In coda mi sia concesso di citare la post-fazione da me scritta sul tema di prospettive per la mobilità urbana sostenibile che nascono da politiche “altre”. Il pezzo si intitola Non solo trasporti intendendo che una mobilità urbana sostenibile si ottiene anche cogliendo le opportunità di “risparmiare traffico” che derivano dalle politiche di rigenerazione urbana che vanno diffondendosi a livello europeo,

Sono politiche che hanno profondi effetti sui modi di muoversi ma nascono nell’ambito di strategie come le risposte al cambiamento climatico, oppure la tutela della biodiversità oppure ancora le iniziative per la coesione sociale. Ai fini della mobilità nuova una componente particolarmente interessante di tali politiche è costituita dalla green infrastructure, ovvero dalla formazione della rete continua di spazi aperti permeabili, parchi e giardini (pubblici e privati), alberate raccordati in modo da realizzare un vera e propria nuova infrastruttura urbana. Una nuova rete per regolare il microclima, assorbire CO2, rimpinguare le falde, gestire l’eccesso di acque di pioggia e anche permettere di muoversi senza mezzi motorizzati nella dimensione urbana, con capillarità, piacevolezza e sicurezza.

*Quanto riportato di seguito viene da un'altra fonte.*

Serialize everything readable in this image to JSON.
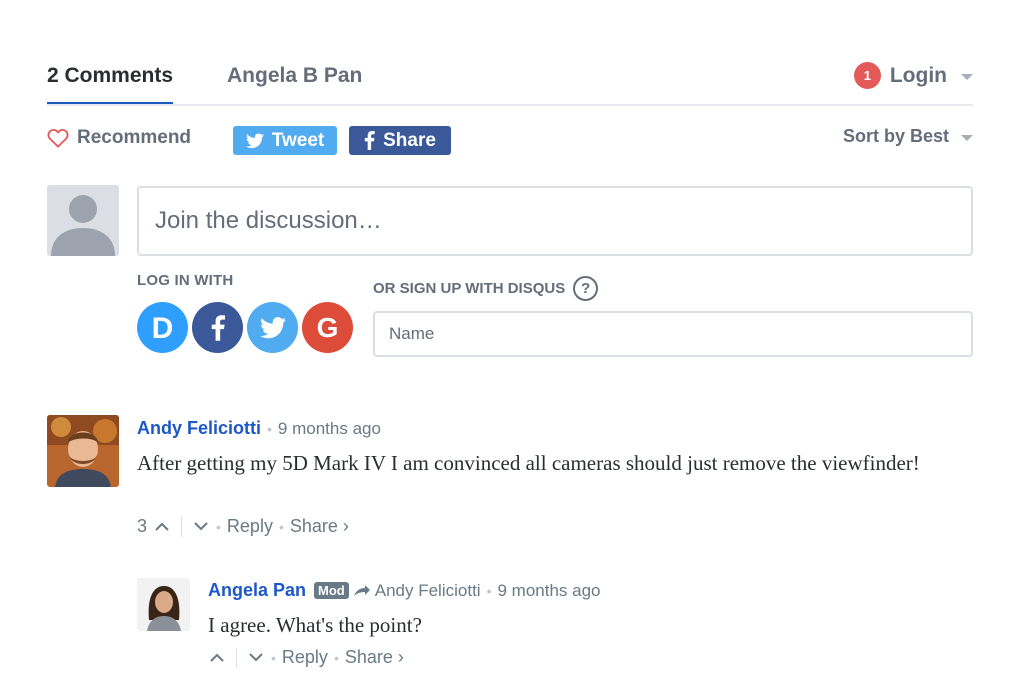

Il quadro delle idee, delle suggestioni, delle possibilità che derivano dall’insieme delle riflessioni presentate dal testo è sicuramente utile per gli addetti ai lavori, ma al contempo costituisce una notevolissima fonte di ispirazione per quanti tecnici delle amministrazioni locali, progettisti, associazioni, gruppi di interesse, si trovano ad aver a che fare con problemi di mobilità urbana.